Que ce fût long... Embêté tout l’hiver par une blessure au mollet, j’ai dû arrêter de courir après la saintélyon et ce jusqu’à début Mars… autant dire une éternité. Des séances de kiné à gogo couplées, heureusement, à un peu de natation et quelques sorties de vélo tranquille m’ont permis de ne pas finir comme un loukoum. C’est donc avec une motivation de cadet que j’ai repris progressivement, et difficilement (surtout pour les muscles), l’entrainement. L’objectif, encore incertain, étant d’être prêt pour l’ultra des coursières mi-mai.
Ce dimanche 26 mars est programmé ce cher trail de Tullins. 3 semaines après la reprise sérieuse, cela me semble un peu hâtif de m’inscrire même si la distance est passée de 37km à 28km pour l’épreuve longue. Mais comme les sensations reviennent petit à petit et que surtout un maximum de copains sont inscrits je finis par craquer et valider mon inscription.
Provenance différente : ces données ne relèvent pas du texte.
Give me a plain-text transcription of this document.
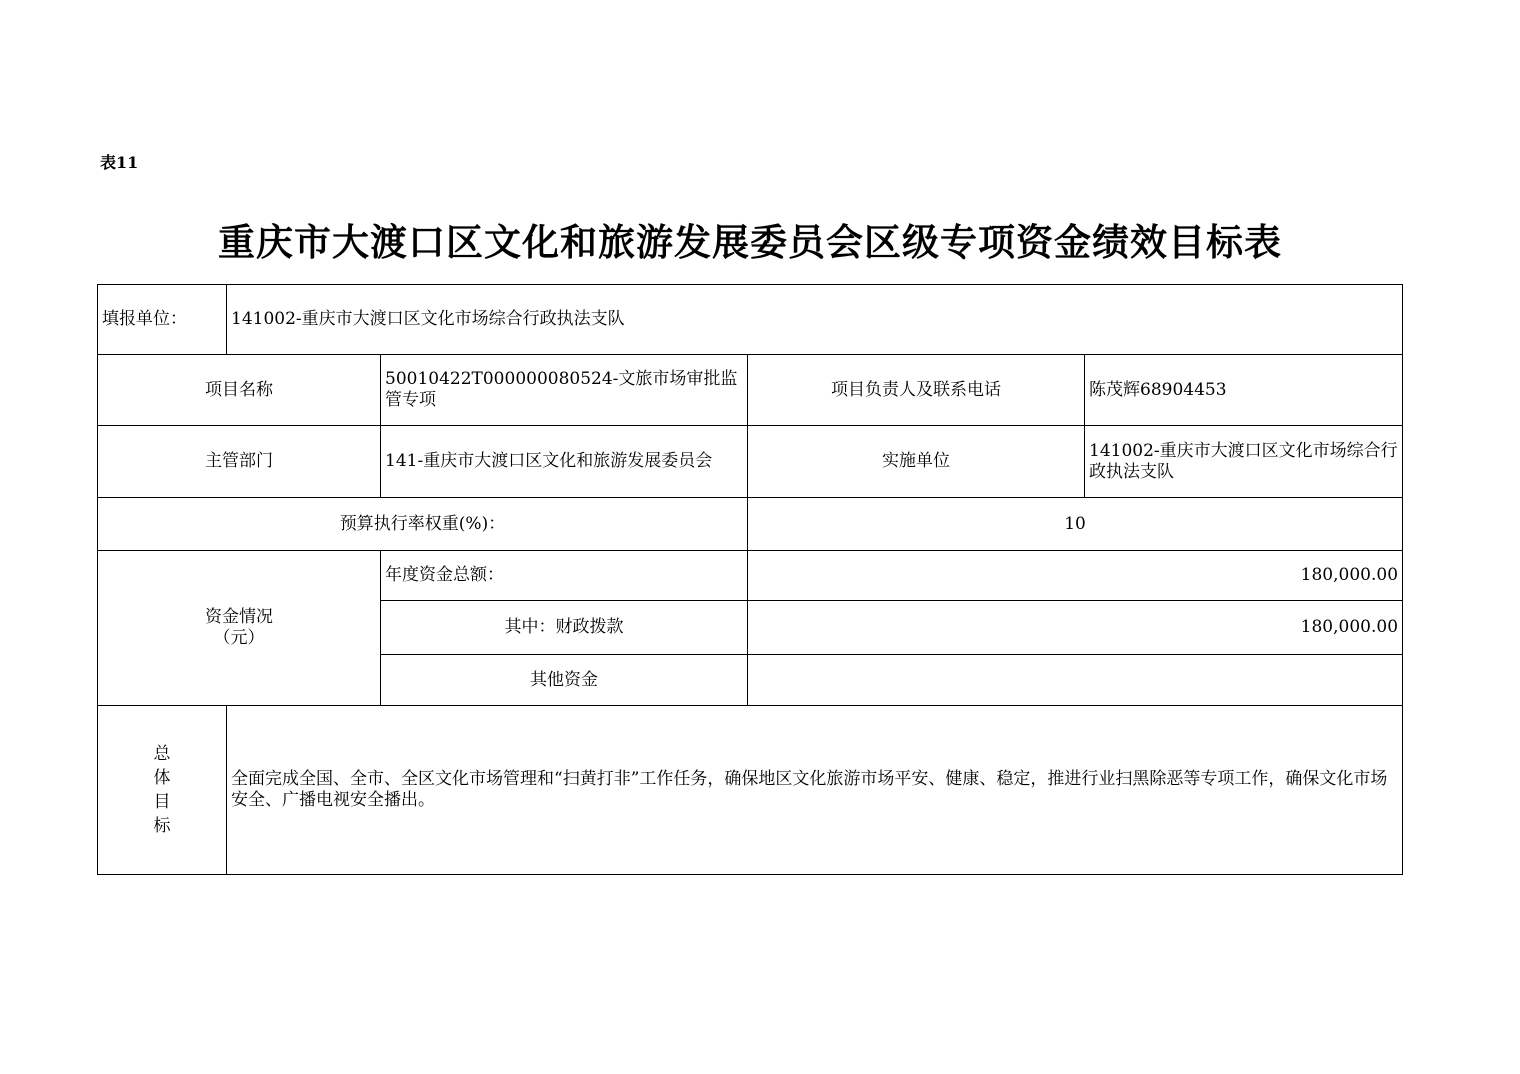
表11
重庆市大渡口区文化和旅游发展委员会区级专项资金绩效目标表
填报单位：	141002-重庆市大渡口区文化市场综合行政执法支队			
项目名称		50010422T000000080524-文旅市场审批监管专项	项目负责人及联系电话	陈茂辉68904453
主管部门		141-重庆市大渡口区文化和旅游发展委员会	实施单位	141002-重庆市大渡口区文化市场综合行政执法支队
预算执行率权重(%)：			10	

资金情况
（元）		年度资金总额：	180,000.00	
		其中：财政拨款	180,000.00	
		其他资金		

总
体
目
标	全面完成全国、全市、全区文化市场管理和“扫黄打非”工作任务，确保地区文化旅游市场平安、健康、稳定，推进行业扫黑除恶等专项工作，确保文化市场安全、广播电视安全播出。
Arrivé donc sur place en cette belle matinée, je retrouve plusieurs voisins Voureysiens, des potes de Trialp, quelques collègues de boulot également, mais aussi quelques belles pointures du trail local. Ca promet d’être rythmé. Je ne suis pas certain de pouvoir me mêler à la bagarre mais je vais quand même faire comme d’habitude, tant pis si j’explose. Ca ne part pas extrêmement vite mais je dois rapidement laisser partir un groupe de 5 coureurs. Finalement au gré de la longue montée initiale, je rattrape 2 coureurs et seul 1 m’emboîte le pas. Nous sommes 2 derrière les 3 hommes de tête qui se sont fait la malle.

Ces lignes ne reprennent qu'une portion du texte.